Repository files navigation

TableMage   🧙‍♂️📊

DOI Python Versions License Code style: black Tests Passing Documentation Status

TableMage is a Python package for low-code/conversational clinical data science. TableMage can help you quickly explore tabular datasets, easily perform regression analyses, and effortlessly benchmark machine learning models.

Installation

We recommend installing TableMage in a new virtual environment.

To install TableMage:

pip install tablemage

TableMage supports Python versions 3.10 through 3.12.

Note

For MacOS users: You might run into an error involving XGBoost, one of TableMage's dependencies, when using TableMage for the first time. To resolve this error, you'll need to install libomp: brew install libomp. This requries Homebrew.

Quick start (low-code)

You'll likely use TableMage for machine learning model benchmarking. Here's how to do it.

import tablemage as tm
import pandas as pd
import joblib

# load table (assume 'y' is a numeric variable we wish to predict)
df = ...

# initialize an Analyzer object
analyzer = tm.Analyzer(df, test_size=0.2)

# preprocess data, taking care to exclude the target variable 'y' from the operations
analyzer.dropna(
    include_vars=['y']
).impute(
    exclude_vars=['y']
).scale(
    exclude_vars=['y']
)

# train regressors
reg_report = analyzer.regress(  # categorical variables are automatically one-hot encoded
    models=[                    # hyperparameter tuning is preset and automatic
        tm.ml.LinearR('l2', name='ridge'),
        tm.ml.TreesR('random_forest', name='rf'),
        tm.ml.TreesR('xgboost', name='xgb'),
    ],
    target='y',                 # automatically drops examples with missing values in target variable
    predictors=None,            # None signifies all variables except target variable
    feature_selectors=[
        tm.fs.BorutaFSR()       # select subset of predictors prior to training
    ]
)

# view model metrics
print(reg_report.metrics('test'))

# predict on new data
new_df = ...
ridge_model = reg_report.model('ridge').sklearn_pipeline()
y_pred = ridge_model.predict(new_df)

# save as sklearn pipeline
joblib.dump(ridge_model, 'ridge.joblib')

Quick start (conversational)

First, install the required additional dependencies.

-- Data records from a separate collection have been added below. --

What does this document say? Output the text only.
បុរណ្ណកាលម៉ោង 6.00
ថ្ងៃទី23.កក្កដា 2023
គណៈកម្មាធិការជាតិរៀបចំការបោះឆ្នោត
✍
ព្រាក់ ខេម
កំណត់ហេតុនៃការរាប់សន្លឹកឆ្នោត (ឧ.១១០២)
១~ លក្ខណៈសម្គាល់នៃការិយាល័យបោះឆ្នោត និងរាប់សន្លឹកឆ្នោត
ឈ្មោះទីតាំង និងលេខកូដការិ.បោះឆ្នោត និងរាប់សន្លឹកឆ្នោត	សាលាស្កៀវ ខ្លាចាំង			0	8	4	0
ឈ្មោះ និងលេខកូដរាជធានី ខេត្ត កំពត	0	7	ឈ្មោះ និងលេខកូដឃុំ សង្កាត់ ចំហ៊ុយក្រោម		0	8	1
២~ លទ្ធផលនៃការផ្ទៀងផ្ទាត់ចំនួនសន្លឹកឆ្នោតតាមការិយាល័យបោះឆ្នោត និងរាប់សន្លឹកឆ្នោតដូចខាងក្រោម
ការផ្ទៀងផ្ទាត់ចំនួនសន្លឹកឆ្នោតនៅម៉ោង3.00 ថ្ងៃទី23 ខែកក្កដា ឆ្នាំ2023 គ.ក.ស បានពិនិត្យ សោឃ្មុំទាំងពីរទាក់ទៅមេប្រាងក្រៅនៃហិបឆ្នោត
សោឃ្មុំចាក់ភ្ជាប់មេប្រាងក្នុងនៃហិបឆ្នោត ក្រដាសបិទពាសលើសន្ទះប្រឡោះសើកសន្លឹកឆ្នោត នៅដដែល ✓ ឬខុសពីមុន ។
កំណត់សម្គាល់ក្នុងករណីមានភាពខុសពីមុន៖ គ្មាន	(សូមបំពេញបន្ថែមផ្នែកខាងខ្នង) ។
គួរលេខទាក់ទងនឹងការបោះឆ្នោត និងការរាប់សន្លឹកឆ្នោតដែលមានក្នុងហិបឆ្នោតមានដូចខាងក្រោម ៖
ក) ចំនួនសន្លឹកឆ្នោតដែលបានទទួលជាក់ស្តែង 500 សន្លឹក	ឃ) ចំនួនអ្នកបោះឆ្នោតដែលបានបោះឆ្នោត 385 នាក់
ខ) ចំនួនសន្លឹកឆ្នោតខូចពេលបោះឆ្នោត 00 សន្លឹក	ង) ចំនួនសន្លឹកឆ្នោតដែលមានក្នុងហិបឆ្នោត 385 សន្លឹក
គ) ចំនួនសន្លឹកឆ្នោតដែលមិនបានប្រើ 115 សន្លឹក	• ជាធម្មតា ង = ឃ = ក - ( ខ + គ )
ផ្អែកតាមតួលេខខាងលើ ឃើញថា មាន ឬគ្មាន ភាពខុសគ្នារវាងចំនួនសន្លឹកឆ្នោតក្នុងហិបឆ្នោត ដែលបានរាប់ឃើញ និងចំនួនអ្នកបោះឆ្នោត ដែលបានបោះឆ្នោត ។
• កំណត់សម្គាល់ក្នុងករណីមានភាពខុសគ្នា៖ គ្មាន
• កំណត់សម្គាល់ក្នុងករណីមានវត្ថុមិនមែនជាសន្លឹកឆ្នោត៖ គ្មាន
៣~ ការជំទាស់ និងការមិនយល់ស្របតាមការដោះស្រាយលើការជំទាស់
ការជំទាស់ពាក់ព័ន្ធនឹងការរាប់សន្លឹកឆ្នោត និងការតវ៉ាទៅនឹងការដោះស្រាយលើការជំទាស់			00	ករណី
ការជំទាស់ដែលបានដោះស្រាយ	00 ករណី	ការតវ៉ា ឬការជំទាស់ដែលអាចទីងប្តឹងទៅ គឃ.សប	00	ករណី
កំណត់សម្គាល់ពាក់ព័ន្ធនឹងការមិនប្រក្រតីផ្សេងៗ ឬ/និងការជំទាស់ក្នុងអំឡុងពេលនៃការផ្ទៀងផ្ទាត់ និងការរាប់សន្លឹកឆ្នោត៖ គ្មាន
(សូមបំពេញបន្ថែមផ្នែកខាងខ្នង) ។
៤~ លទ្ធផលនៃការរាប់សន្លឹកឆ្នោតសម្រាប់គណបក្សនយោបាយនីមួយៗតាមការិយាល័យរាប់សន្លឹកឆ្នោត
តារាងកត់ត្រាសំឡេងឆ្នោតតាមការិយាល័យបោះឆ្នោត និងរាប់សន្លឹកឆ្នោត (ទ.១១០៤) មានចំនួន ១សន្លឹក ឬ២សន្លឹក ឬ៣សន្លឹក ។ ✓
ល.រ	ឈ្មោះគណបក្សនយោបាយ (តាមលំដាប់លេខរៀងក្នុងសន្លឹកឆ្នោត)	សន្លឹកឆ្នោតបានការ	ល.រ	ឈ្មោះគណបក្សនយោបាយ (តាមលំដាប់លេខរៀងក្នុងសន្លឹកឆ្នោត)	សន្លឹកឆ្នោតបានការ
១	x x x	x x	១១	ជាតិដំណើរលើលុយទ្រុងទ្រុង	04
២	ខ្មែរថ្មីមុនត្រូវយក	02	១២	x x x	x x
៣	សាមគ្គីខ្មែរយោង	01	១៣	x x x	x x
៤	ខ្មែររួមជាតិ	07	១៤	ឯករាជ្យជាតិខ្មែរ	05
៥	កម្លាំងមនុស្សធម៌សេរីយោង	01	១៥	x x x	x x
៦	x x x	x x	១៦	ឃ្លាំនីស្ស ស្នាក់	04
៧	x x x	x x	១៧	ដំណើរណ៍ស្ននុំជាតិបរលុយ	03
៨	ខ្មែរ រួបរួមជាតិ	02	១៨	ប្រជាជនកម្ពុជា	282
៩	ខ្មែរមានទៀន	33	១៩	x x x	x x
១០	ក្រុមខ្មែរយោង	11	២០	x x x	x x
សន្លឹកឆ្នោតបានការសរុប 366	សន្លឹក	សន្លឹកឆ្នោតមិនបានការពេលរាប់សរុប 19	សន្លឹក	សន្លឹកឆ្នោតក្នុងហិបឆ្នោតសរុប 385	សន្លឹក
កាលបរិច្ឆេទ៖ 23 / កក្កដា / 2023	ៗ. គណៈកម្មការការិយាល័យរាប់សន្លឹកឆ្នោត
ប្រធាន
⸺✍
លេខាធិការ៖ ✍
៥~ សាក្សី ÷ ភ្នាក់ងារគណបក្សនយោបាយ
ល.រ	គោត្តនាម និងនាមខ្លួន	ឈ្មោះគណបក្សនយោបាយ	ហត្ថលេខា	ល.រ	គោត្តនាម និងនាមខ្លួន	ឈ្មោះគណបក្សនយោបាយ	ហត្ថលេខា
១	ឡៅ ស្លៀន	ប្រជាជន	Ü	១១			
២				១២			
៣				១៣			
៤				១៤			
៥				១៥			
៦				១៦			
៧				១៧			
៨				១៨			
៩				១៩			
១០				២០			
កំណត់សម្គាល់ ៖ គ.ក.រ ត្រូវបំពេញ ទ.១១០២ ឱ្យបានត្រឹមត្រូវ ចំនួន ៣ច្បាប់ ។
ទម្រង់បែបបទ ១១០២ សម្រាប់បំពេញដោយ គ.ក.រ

pip install "tablemage[agents]"

Next, add your API key. You only need to do this once; your API key will be written to a local .env file.

import tablemage as tm
tm.use_agents()                                             # import the agents module
tm.agents.set_key("openai", "add-your-api-key-here")        # set API key

You can open up a chat user interface by running the following code and navigating to the URL that appears in the terminal. Your conversation with the ChatDA, the AI agent, appears on the left, while ChatDA's analyses (figures made, tables produced, TableMage commands used) appear on the right.

import tablemage as tm
tm.use_agents()
tm.agents.options.set_llm(
    llm_type="openai", 
    model_name="gpt-4o", 
    temperature=0.1
)
# optionally, multimodal ChatDA can interpret figures
tm.agents.options.set_multimodal_llm(
    llm_type="openai",
    model_name="gpt-4o",
    temperature=0.1
)                           # multimodal LLM must be specified for multimodal ChatDA
tm.agents.ChatDA_UserInterface(
    split_seed=42,
    memory_size=500,        # higher memory_size --> higher cost but better performance
    tools_only=True,        # if tools_only=True, Python interpreter is disabled
    tool_rag_top_k=5,       # higher k --> higher cost but better performance
    multimodal=True         # if multimodal=True, ChatDA can analyze figures
).run(debug=False)

Or, you can chat with the AI agent directly in Python:

import pandas as pd
import tablemage as tm
tm.use_agents()
tm.agents.options.set_llm(
    llm_type="openai", 
    model_name="gpt-4o", 
    temperature=0.1
)

# load table
df = ...

# initialize a ChatDA object
agent = tm.agents.ChatDA(
    df,                     # additional parameters can be set, e.g. memory type, 
    test_size=0.2           # disabling/enabling Python environment, etc.
)

# chat with the agent
print(agent.chat("Compute the summary statistics for the numeric variables."))

Note

You must be connected to the internet to use the agents module, even if you are using Ollama to run a locally-hosted LLM. TableMage's agent, ChatDA, relies on FastEmbed for retrieval augmented generation, but it may need to download the FastEmbed model from the internet prior to use. ChatDA can be run with a local LLM and FastEmbed, ensuring total data privacy.

Updates

  • February 2025: We have released an alpha version of TableMage on PyPI!